Aku tidak menanggapi, hingga pemuda itu menghilang dari pandangan. Entah apa yang ingin dia lakukan. Semoga ponselnya tidak berdering lagi.
"Permisi Kak, boleh minta tolong nggak?" Seorang anak lelaki menghampiri ku. Sesaat aku terkesima. Mengapa wajahnya mirip pak guru? Tapi versi sachet. Hihihi. Gemuruh di dadaku mulai menghilang.
"Boleh. Tolong apa?" Aku bangkit berdiri. Lalu anak itu menarik lenganku, dengan tangan mungilnya. Mendadak perasaan ku menjadi hangat.
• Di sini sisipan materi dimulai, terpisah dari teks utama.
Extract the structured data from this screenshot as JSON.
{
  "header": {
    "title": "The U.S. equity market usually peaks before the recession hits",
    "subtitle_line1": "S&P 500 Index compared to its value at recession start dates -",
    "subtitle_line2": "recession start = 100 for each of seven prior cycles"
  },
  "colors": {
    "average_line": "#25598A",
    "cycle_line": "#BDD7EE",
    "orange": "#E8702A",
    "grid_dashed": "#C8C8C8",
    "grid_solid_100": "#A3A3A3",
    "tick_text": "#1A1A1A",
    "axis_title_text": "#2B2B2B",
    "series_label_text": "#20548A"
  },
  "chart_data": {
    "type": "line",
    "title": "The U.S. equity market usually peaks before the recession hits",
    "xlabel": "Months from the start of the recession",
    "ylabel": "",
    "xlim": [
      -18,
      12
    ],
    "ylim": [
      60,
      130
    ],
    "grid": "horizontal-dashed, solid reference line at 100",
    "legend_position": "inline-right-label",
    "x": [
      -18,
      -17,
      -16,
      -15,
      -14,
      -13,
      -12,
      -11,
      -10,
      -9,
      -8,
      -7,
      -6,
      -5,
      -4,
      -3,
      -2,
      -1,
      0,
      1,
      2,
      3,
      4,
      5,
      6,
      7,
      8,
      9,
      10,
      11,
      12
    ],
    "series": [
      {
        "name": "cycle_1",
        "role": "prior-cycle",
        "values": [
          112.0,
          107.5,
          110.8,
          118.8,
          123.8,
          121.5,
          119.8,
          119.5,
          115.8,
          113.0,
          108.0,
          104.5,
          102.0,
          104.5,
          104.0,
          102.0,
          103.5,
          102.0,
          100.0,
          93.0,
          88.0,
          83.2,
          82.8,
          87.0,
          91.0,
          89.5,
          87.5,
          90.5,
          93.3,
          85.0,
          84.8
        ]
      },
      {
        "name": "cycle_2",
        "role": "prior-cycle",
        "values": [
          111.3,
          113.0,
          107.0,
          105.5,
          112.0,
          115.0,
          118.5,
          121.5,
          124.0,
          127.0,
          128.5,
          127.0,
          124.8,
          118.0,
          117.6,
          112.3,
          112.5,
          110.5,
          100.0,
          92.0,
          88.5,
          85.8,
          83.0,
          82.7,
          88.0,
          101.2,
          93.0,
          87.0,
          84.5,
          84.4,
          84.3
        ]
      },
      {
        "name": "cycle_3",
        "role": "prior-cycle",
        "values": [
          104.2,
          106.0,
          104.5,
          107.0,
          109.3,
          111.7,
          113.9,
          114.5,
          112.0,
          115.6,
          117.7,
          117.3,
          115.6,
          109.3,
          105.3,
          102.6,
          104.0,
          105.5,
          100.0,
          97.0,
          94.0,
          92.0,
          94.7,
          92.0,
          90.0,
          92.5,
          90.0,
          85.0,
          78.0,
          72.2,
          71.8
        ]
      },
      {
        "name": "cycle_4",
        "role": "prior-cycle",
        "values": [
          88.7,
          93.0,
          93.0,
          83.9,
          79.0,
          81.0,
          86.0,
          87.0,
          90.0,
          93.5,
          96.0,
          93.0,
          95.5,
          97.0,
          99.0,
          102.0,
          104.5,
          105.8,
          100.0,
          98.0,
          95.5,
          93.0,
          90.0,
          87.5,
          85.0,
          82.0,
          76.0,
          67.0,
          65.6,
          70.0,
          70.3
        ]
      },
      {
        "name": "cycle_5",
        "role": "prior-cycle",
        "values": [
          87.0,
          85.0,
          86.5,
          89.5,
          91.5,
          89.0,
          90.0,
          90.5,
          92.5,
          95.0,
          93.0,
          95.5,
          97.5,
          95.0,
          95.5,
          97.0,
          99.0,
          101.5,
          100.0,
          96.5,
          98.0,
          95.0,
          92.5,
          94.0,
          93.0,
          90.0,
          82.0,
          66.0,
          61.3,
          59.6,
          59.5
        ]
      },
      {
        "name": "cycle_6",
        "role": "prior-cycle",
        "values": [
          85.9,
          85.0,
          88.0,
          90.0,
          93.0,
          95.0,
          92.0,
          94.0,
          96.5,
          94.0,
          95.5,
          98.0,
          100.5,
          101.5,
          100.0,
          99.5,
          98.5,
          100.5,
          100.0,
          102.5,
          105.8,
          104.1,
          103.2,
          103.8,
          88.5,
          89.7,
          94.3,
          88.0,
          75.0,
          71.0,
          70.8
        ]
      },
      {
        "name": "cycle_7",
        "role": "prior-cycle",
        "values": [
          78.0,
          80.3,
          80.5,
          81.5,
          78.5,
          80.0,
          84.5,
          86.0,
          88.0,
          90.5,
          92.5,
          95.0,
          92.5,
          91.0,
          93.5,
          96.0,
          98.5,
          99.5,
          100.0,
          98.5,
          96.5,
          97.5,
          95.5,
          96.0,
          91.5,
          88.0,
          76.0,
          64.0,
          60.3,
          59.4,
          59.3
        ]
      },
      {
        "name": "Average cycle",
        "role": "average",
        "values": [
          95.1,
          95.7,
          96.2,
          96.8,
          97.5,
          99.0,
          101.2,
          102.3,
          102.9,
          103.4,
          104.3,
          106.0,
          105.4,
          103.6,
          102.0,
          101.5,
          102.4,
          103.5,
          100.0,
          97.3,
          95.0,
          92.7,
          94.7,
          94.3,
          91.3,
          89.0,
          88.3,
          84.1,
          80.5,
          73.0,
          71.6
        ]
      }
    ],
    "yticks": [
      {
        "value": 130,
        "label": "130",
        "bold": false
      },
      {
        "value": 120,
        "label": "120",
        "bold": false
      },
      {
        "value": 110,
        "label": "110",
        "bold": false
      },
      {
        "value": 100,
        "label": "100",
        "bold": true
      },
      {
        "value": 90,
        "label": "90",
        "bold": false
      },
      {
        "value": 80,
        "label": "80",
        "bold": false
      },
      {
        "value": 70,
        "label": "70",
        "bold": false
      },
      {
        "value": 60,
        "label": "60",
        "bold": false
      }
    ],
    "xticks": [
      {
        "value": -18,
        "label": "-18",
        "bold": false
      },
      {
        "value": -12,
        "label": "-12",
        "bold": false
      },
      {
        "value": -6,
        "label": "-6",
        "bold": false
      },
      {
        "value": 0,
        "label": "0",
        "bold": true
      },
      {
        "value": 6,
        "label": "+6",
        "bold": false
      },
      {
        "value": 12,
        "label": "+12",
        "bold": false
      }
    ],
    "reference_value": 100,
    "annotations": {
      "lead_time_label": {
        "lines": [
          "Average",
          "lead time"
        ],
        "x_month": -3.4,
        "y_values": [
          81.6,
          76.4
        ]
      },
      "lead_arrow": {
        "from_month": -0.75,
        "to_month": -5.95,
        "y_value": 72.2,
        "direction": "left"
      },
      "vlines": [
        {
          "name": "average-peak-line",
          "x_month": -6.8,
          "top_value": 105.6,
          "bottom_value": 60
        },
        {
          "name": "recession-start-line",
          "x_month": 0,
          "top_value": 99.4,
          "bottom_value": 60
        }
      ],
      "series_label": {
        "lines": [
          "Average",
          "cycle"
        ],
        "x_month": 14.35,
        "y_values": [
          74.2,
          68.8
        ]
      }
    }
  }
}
Suasana hati ku tidak lagi berisik.
Kami berhenti tepat di depan pohon janda merana yang menjulang setinggi harapan.
"Layang-layang ku tersangkut. Kakak bisa mengambilkannya?"
Waduh, tinggi juga ya. Sepertinya anak ini salah sasaran. Tapi aku juga tidak tega mengecewakannya. Sayangnya tidak ada orang lain lagi di sini.
Aku melihat sekitar, dan ku temukan sebuah ranting yang ku rasa bisa digunakan.
Ternyata tidak cukup panjang untuk meraihnya. Aku berjinjit untuk menjulurkannya. Hampir sampai, sedikit lagi. Tapi tiba-tiba aku merasa kakiku tercengklak. Astaga ... sakit sekali. Aku kehilangan keseimbangan. Dan tidak cukup mampu untuk mengambil tindakan. Selain pasrah dan membiarkan tubuh ku membentur tanah.
Tapi, kok terasa lentur ya. Aku belum pernah merasakan tekstur seperti ini.
"Ekhem!"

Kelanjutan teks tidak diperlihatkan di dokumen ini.